I want to share some relevant info to heat this topic up. The zinger - I seem to get better (aerial mapping) results with JPEG than DNG. For all you fancy HDR EXR 32-bit float color wizards out there this probably isn't relevant, but thanks for your posts, and especially the
xkcd link. It gave me a sanity check.
TLDR - With optimal post-processing, I can get ~5-10% "better" results (so far) with JPG/TIFF compared to DNG.
--Alexey or someone at Agisoft - Why?!-- Colorblind-friendly screenshot attached showing a tantalizingly blurry draft table of results from tests with one of two datasets. cool blues are "better", warm reds are "worse" and white is 50th percentile.
I define "Better" as higher initial tie-point count and count after gradual selection optimization, while not worse error/RMSE. Camera position error is generally within 1-2 mm (xyz), RMS reprojection error is within ~0.002 pix, and mean keypoint size is slightly smaller. Exactly what makes things better is elusive, but the raw conversion software is a primary factor. So far I get the best results with Affinity Photo (beta) raw converter. Capture One (Express for Sony) comes in second, followed by DNG which doesn't give me any options and is my "baseline" raw. JPG seems barely worse than TIFF with a significant size advantage, but possibly slower processing (next phase of testing if I bother).
--longer version below with more detail--
I am intrigued by initial results comparing dng vs tiff vs jpg. Mostly I've focused on dng vs JPG since at ~95-100% quality (no chroma subsampling, floating-point discrete cosine transform) there is not a lot of visual difference between the two, while JPGs are ~25%-75% smaller within that range. This will be more relevant to aerial mapping than HDR 3D modeling since our focus is on 3D mapping with orthos as a complementary but usually not primary product. Our focus is on optimizing processing speed, accuracy, and project size.
I just spent an
æon [time is blurry in this strange pandemic world] generating and processing JPGs, TIFs and DNGs with a variety of settings and colorspaces in more than a hundred iterations with two sets of .ARW files from a Sony A7R; one with 120 images and one with 1000 images. I'm wrapping up a few things on the 1000 image set, but it seems to generally prove out the best results from the 120 image set. All of my post-processing tried to work primarily with raw processors, colorspaces, levels, exposure, tones, and base curves. I didn't do any denoising, sharpening, lens correction, chromatic aberration correction, etc. One of the most frustrating aspects was the way that different raw converters honor (or don't) the sensor crop values, which I don't even understand.

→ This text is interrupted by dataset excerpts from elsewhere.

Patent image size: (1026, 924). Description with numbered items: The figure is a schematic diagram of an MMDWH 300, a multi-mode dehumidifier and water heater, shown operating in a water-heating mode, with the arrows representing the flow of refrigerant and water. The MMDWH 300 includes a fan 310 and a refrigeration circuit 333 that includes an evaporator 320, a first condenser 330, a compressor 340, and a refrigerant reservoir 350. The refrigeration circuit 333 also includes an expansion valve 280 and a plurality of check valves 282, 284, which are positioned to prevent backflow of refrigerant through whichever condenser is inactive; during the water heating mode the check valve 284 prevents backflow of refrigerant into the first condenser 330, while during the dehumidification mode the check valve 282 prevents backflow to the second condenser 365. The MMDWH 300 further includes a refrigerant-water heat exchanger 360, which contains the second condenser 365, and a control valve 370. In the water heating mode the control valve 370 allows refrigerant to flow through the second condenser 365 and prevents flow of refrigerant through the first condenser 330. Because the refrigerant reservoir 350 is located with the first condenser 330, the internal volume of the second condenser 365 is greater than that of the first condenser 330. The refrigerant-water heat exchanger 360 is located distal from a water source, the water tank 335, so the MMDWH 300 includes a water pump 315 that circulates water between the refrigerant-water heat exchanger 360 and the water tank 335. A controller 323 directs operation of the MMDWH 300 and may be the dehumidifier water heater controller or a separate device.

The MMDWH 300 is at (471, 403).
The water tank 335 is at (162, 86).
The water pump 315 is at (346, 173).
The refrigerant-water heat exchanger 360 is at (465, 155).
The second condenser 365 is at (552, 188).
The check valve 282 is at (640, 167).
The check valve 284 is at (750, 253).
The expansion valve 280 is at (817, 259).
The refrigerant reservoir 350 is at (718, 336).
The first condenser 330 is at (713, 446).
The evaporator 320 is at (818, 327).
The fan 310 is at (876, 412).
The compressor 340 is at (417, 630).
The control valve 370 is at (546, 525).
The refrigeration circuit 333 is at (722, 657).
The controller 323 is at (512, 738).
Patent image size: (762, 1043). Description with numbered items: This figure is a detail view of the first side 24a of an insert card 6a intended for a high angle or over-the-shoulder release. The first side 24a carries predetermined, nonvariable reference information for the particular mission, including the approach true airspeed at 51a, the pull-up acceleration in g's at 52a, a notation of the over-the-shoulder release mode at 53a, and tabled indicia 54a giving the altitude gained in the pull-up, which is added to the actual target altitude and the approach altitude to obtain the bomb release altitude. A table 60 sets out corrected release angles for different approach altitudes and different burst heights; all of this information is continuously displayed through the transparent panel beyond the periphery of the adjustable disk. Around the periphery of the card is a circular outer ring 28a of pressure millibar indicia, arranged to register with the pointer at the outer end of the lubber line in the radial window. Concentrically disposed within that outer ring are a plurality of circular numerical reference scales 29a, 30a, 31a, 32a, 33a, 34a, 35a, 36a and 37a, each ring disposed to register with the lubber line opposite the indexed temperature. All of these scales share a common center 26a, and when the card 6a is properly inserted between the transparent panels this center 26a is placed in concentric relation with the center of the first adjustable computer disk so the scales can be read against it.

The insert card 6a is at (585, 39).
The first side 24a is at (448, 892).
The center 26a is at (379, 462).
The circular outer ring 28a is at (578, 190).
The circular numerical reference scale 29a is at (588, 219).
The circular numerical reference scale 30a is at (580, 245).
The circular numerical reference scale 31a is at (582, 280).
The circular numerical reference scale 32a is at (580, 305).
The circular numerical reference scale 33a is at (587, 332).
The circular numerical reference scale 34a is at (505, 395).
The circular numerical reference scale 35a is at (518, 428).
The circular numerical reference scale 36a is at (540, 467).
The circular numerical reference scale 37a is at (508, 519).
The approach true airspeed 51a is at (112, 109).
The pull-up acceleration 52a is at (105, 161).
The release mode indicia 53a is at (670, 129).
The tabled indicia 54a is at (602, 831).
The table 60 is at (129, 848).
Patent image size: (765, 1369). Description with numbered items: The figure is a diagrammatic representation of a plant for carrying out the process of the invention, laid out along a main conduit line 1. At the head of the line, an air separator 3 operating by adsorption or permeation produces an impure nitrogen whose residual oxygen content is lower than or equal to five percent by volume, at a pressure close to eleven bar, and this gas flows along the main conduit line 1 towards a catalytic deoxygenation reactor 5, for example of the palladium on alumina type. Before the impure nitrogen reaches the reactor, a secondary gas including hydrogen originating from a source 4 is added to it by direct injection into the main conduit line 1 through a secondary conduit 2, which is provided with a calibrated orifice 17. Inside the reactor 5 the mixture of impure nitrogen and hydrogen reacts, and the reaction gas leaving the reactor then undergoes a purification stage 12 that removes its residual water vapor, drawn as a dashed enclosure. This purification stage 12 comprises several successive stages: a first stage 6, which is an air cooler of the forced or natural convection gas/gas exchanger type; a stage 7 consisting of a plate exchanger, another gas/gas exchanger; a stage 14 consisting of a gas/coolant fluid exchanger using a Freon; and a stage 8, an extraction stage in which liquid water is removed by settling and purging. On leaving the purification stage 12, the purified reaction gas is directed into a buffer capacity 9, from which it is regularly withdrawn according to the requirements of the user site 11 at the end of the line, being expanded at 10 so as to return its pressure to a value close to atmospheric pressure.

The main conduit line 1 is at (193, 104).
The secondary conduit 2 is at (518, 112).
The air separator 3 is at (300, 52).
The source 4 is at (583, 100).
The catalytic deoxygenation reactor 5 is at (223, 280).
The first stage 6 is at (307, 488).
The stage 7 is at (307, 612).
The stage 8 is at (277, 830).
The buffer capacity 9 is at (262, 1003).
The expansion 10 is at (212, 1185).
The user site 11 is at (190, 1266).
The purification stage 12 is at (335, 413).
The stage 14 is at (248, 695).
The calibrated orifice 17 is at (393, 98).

From what I HAVE been able to understand about metashape processing (thanks for your posts Alexey), Metashape uses the raw image values for each pixel. I don't know if there's any "auto-leveling" step in the image-matching algorithms, but I don't think so, since adding auto-leveling seems to improve results for a given dataset, provided that the auto-scaling doesn't make images too different. I would dearly love some insight into what the image-matching algorithms are most sensitive to. I am curious about the DNG baseline exposure scaling, and I wonder if some kind of "auto-leveling" preprocessing step algorithm would make a difference - I'm guessing that an image-by-image auto-leveling wouldn't be quite as good as a running average for adjacent images (maybe a refinement step?). In general in my peeks at image characteristics it seemed like processing workflows that generated fewer unique colors might produce slightly better results but a lot of those details are fuzzy to me (I'm a geologist, Jim, not a colorspace wizard!).
The imagery has PPK GNSS trigger-event-based camera positions with lever arms to GNSS antenna. I am processing with only camera positions, and evaluating error between photosets after processing.